A novidade dessa segunda rodada de negociações foi a inusitada proposta que D. João IV apresentou à França: casar o herdeiro do trono português, o jovem D. Teodósio, com a filha do duque de Orléans, irmão do rei de França. De acordo com o projeto, elaborado pelo padre Vieira, o soberano lusitano abdicaria em favor do duque de Orléans, que assumiria a regência até a maioridade de D. Teodósio. O plano previa, portanto, entregar Portugal a um príncipe francês por cinco anos e propunha, muito antes de 1808, a transferência de parte da família real para o Brasil. A ideia era que D. João IV se estabelecesse em Salvador ou no Maranhão e passasse a reinar somente na colônia. Vieira acreditava que, com essa manobra, Portugal e Brasil estariam a salvo, pois os franceses os protegeriam dos holandeses e dos espanhóis.
O primeiro-ministro francês, cardeal Jules Mazarin, que Vieira tentou converter em aliado.

Se a proposta fosse aceita, o Brasil se separaria de Portugal como um reino independente e os dois provavelmente não voltariam a reunir-se. Mas como conceber o modestíssimo Brasil de então, uma estreita faixa de terra com pouco mais de 100 quilômetros de largura, como um país independente? Se o Nordeste era rico, o sul era ainda muito pobre em meados do século XVII.
Apesar de absurdo, o projeto foi levado adiante e o sacerdote tomou o caminho de Paris, em 1647, para negociar com o todo-poderoso cardeal Jules Mazarin, primeiro-ministro que governou a França durante a regência da rainha Ana da Áustria. O embaixador português em Paris, o marquês de Niza, ficou boquiaberto com a missão de Vieira. Mostrou-se tão horrorizado com esse projeto secreto que, terminadas as negociações, mandou queimar todos os documentos que mencionavam aquelas conversações com os franceses. Por isso temos poucos pormenores das negociações em Paris.

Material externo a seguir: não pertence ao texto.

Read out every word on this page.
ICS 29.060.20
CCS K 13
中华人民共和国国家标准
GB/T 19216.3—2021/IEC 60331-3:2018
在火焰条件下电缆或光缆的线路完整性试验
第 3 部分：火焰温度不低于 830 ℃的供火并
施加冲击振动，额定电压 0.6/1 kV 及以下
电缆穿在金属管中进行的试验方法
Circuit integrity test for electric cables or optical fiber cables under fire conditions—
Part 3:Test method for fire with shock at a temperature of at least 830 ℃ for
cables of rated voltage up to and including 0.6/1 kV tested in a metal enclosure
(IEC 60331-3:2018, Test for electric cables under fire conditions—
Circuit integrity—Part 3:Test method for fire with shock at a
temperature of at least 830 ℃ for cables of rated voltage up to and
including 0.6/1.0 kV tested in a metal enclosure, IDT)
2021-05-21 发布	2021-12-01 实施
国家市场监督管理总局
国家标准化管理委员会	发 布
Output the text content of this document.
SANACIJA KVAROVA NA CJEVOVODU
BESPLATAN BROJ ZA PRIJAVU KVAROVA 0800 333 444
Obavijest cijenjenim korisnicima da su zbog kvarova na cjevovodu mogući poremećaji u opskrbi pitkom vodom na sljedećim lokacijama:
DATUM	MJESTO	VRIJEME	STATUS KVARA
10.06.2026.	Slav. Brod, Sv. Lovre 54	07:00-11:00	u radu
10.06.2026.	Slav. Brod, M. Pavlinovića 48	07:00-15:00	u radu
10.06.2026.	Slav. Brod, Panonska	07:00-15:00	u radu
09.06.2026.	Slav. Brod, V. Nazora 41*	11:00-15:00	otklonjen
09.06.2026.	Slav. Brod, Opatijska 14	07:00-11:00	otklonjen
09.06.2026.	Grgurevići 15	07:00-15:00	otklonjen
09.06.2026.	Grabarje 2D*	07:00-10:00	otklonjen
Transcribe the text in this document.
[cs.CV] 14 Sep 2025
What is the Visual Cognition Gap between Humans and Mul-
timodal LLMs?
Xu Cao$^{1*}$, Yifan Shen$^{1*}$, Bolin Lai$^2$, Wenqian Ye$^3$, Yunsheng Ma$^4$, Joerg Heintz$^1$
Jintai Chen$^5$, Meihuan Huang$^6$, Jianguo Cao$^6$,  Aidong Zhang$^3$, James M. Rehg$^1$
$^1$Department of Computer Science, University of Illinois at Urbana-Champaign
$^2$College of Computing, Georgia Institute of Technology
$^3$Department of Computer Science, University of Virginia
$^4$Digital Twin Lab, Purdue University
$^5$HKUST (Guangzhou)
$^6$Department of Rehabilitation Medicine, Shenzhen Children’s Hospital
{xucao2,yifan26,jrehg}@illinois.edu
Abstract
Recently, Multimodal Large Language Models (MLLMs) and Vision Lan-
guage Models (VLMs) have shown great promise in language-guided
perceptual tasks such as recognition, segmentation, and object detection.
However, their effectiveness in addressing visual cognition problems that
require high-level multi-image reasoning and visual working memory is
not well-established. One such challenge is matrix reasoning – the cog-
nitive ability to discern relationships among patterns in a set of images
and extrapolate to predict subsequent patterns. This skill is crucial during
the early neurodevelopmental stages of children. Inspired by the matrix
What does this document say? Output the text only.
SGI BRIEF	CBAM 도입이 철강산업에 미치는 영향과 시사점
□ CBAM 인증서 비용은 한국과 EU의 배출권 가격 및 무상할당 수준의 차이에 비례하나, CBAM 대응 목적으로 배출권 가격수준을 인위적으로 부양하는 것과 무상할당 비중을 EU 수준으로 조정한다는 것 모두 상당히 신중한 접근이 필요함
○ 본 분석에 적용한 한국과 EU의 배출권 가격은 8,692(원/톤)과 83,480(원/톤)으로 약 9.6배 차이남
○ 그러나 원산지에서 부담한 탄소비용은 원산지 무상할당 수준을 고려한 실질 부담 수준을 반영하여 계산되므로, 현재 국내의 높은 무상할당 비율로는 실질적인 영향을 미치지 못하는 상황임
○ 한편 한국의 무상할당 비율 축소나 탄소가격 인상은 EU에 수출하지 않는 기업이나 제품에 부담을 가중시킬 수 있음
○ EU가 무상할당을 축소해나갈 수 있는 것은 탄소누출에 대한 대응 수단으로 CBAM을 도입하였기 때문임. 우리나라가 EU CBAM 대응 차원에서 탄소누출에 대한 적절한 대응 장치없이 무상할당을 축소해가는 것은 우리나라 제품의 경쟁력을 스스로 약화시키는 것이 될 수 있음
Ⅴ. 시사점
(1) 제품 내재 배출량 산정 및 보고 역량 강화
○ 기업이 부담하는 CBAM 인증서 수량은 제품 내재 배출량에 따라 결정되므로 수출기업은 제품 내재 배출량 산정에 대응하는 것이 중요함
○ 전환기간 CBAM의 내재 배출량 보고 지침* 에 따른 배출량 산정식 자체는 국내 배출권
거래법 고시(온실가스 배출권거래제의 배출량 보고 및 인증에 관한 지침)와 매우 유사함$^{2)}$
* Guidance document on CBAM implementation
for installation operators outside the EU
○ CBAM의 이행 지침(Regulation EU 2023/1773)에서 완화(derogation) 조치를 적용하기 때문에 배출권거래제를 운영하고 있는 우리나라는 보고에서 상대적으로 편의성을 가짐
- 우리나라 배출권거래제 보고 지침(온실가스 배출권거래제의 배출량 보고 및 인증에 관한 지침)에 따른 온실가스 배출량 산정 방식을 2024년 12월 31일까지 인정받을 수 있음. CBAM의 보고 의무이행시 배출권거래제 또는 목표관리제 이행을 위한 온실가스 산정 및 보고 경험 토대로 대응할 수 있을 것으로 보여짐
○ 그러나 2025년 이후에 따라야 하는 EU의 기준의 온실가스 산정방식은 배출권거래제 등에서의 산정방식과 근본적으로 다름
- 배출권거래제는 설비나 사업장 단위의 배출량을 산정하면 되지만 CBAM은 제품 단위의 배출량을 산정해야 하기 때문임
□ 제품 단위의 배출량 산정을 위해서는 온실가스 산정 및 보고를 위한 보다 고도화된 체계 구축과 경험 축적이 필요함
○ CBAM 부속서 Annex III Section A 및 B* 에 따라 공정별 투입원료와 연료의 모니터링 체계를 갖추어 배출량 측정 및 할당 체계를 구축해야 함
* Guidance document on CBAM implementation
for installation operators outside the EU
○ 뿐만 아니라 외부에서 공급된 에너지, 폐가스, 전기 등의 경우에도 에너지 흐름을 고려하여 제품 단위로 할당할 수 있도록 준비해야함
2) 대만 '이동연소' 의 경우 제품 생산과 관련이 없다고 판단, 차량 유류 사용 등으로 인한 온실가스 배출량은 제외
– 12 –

Mais uma vez, no entanto, os planos do padre Vieira e de D. João IV foram por água abaixo. Mazarin e a regente Ana da Áustria recusaram prontamente a oferta do modesto rei de Portugal. “Que pretensão!”, teriam dito os arrogantes franceses. Esqueciam-se os lusos de que a rainha da França era espanhola e não gostava nada de Portugal. Além disso, a Coroa lusa valia pouco sem o Brasil. O que teria a França a ganhar com essa complicada barganha? Como ponderou o historiador português Hernâni Cidade: “A entronização de um rei no Brasil seria fechar para a França as perspectivas que ela de há muito visionava nesta colônia. Na emergência, defendeu melhor os nossos interesses o cardeal francês do que o jesuíta lusitano”.
D. João IV, o rei que restaurou a independência de Portugal se encantou com os talentos de orador de Antônio Vieira e quase perdeu o Brasil
Após o novo fracasso diplomático, a situação de D. João IV começou a se complicar. As grandes potências europeias haviam iniciado as negociações da paz de Vestfália, que encerrariam a Guerra dos Trinta Anos e reorganizariam as políticas de alianças no continente em 1648, e a Espanha ameaçava retirar-se das conversas se Portugal, que ela continuava a não reconhecer como país independente, fosse admitido nas reuniões. Segundo o historiador pernambucano Evaldo Cabral de Mello, diante desse impasse o cardeal Mazarin teria aconselhado o marquês de Niza, embaixador português na França, a “agir rapidamente cedendo Pernambuco a fim de evitar que os holandeses continuassem a fazer todo o mal que já haviam feito em Münster às pretensões portuguesas. Embora não houvesse garantia de que aceitassem a restituição em troca da inclusão de Portugal na paz de Vestfália, era provável que o fizessem, dado o empenho que tinham na reaquisição dos territórios perdidos no Brasil e as enormes despesas em que teriam de incorrer para reconquistá-los pelas armas”.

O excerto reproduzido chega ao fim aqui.